A classic early paper is Gehlke and Biehl (1934) who found that the magnitude of the correlation between two variables tended to increase as districts formed from Census tracts increased in size.

Waller & Gotway (2004) describe it as a "geographic manifestation of the ecological fallacy in which conclusions based on data aggregated to a particular set of districts may change if one aggregates the same underlying data to a different set of districts".

The paper by Openshaw and Taylor (1979) described how they had constructed all possible groupings of the 99 Counties in Iowa into larger districts. When considering the correlation between %Republican voters and %elderly voters, they could produce "a million or so" correlation coefficients. A set of 12 districts could be contrived to produce correlations that ranged from -0.97 to +0.99.

More here = http://www.samsi.info/200304/multi/cgcrawford.pdf

From Openshaw (1984);

`the areal units (zonal objects) used in many geographical studies are arbitrary, modifiable, and subject to the whims and fancies of whoever is doing, or did, the aggregating.'

below is an example figure from Openshaw (1984).

References.

Gehlke, C. E. and K. Biehl (1934). Certain effects of grouping upon the size of the correlation coefficient in census tract material. Journal of the American Statistical Association, 29, 169-170.

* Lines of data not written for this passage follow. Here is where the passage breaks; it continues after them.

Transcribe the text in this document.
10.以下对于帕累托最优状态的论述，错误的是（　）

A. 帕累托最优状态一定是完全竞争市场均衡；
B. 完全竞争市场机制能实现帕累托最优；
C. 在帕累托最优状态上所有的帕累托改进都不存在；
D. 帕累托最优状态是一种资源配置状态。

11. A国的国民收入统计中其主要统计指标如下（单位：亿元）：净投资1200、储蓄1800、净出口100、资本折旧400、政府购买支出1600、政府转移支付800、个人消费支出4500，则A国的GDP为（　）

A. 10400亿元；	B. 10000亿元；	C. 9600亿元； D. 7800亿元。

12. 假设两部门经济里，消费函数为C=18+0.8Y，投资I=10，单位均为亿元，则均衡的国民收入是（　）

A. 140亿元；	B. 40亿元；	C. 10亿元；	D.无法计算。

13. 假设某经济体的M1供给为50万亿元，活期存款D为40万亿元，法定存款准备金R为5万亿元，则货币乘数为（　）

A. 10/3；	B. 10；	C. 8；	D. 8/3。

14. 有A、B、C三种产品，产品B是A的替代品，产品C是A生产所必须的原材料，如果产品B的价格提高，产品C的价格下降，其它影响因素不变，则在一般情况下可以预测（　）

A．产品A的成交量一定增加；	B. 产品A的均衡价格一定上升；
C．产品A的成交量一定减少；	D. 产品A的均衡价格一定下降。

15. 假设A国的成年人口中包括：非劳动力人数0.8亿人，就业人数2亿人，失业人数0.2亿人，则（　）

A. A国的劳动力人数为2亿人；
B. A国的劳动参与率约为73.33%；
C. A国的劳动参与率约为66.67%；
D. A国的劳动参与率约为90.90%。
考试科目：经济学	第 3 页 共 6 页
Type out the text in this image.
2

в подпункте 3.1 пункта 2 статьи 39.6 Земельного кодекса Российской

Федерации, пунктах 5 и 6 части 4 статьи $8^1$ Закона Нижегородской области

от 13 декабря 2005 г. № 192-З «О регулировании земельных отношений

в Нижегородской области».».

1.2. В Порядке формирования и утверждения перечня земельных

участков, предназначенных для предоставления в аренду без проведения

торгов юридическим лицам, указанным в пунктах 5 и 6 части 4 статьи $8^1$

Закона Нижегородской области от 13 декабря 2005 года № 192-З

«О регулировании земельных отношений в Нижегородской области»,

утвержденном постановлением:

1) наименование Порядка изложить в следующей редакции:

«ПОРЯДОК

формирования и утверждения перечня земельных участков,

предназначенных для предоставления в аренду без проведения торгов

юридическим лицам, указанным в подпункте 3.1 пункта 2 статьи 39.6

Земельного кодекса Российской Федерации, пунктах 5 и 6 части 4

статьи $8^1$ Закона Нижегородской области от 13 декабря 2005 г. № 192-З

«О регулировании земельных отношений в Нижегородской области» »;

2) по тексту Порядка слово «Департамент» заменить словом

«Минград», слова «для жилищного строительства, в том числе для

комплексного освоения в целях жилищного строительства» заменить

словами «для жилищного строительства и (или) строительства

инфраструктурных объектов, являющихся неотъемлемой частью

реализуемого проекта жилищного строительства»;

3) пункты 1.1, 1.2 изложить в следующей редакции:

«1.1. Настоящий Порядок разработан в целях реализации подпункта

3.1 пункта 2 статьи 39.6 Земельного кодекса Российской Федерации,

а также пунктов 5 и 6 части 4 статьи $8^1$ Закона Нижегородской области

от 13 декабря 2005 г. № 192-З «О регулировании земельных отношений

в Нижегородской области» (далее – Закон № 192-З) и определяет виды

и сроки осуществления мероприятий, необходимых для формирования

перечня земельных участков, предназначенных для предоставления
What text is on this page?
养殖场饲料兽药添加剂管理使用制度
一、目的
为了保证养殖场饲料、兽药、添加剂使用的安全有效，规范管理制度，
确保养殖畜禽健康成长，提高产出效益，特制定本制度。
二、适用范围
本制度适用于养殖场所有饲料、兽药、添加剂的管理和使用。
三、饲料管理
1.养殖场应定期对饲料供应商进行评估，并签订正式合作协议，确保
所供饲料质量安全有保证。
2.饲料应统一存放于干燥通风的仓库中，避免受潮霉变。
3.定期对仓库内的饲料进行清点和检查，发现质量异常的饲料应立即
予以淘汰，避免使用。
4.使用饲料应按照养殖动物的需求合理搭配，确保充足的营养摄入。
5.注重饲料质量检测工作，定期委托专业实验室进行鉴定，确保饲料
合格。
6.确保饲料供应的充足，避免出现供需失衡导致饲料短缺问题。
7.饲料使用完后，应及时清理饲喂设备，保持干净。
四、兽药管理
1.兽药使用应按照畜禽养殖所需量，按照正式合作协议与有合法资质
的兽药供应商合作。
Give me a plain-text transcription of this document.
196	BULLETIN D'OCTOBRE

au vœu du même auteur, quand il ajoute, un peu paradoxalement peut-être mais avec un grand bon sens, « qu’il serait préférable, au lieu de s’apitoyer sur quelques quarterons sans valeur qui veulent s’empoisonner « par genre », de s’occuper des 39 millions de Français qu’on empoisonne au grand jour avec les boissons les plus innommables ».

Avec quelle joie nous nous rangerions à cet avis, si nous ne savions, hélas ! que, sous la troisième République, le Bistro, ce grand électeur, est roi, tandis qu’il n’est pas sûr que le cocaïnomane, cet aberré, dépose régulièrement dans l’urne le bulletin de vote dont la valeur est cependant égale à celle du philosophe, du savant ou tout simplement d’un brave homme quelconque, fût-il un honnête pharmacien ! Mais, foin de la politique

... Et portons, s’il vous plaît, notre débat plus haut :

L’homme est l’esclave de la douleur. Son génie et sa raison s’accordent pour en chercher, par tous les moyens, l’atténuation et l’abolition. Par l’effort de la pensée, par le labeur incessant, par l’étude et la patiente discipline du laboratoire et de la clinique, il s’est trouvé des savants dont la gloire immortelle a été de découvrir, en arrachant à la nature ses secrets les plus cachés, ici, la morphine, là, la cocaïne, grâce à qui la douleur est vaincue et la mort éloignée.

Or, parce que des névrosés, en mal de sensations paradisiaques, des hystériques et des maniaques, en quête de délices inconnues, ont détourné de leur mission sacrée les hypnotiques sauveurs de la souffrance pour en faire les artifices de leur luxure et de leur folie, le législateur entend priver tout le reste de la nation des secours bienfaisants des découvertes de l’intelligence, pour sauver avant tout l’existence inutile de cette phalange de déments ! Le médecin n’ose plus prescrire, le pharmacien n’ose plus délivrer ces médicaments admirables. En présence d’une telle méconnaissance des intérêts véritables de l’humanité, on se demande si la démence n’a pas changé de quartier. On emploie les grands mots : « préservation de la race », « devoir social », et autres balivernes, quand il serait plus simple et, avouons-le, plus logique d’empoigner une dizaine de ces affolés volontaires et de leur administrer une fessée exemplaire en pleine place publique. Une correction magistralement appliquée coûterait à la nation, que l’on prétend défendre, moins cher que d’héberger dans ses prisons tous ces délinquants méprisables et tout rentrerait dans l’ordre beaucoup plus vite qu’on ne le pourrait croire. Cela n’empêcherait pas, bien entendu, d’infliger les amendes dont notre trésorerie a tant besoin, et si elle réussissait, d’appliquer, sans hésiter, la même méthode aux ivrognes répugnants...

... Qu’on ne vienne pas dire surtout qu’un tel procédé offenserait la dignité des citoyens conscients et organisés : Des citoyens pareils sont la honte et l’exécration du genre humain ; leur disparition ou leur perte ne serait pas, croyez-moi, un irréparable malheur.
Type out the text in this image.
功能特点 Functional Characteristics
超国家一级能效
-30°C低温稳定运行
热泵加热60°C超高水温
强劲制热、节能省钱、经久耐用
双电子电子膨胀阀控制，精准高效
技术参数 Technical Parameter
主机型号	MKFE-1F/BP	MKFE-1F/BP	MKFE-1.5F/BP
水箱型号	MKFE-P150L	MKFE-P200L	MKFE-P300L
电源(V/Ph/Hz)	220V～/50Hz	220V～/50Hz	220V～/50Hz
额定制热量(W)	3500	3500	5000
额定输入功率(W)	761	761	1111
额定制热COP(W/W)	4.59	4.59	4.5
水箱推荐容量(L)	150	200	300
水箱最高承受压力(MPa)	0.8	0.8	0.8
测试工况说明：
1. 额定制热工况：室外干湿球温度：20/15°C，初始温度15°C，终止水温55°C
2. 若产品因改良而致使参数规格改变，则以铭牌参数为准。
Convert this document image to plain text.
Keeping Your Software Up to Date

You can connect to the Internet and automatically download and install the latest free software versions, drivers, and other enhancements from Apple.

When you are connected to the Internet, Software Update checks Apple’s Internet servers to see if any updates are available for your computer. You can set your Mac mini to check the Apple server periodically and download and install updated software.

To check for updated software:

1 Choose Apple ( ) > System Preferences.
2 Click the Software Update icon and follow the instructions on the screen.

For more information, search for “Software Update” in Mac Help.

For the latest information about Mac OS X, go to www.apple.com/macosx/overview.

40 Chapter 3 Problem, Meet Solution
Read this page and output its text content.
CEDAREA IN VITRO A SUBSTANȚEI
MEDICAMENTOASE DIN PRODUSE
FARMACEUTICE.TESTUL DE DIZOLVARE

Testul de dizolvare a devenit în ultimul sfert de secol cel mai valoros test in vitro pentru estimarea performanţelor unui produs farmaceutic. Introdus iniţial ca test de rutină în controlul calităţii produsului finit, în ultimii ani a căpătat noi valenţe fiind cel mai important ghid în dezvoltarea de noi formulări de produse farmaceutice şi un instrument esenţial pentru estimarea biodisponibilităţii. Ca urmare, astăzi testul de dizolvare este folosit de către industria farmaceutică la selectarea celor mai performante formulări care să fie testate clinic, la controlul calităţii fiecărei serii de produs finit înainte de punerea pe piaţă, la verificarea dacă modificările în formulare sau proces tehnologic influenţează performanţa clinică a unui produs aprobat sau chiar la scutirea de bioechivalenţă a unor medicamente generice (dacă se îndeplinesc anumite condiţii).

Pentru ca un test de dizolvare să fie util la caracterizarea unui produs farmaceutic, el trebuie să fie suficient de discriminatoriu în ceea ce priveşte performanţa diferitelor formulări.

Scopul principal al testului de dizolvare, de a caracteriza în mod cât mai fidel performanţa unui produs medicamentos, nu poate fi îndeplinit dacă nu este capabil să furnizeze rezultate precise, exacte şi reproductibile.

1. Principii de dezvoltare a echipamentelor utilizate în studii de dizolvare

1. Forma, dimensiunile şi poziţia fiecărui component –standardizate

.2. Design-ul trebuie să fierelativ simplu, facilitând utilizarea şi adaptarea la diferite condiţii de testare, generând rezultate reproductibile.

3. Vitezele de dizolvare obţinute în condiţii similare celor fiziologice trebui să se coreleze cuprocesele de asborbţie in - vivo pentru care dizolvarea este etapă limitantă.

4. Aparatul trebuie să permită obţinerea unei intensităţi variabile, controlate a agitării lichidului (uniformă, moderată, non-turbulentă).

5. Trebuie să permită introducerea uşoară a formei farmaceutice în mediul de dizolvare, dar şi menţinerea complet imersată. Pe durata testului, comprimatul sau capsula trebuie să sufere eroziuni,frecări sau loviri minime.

Openshaw, S. (1984). The Modifiable Areal Unit Problem. CATMOG 38. ISBN 0 86094 134 5

Openshaw, S. and P. Taylor (1979). A million or so correlation coefficients. In N. Wrigley (Ed.), Statistical Methods in the Spatial Sciences, London, pp. 127-144. Pion.

Robinson, W. S. (1950). Ecological correlations and the behavior of individuals. American Sociological
Review, 15, 351–357.

Waller, L.A. and C.A. Gotway. 2004. Applied Spatial Statistics for Public Health Data. Hoboken, NJ: John Wiley & Sons.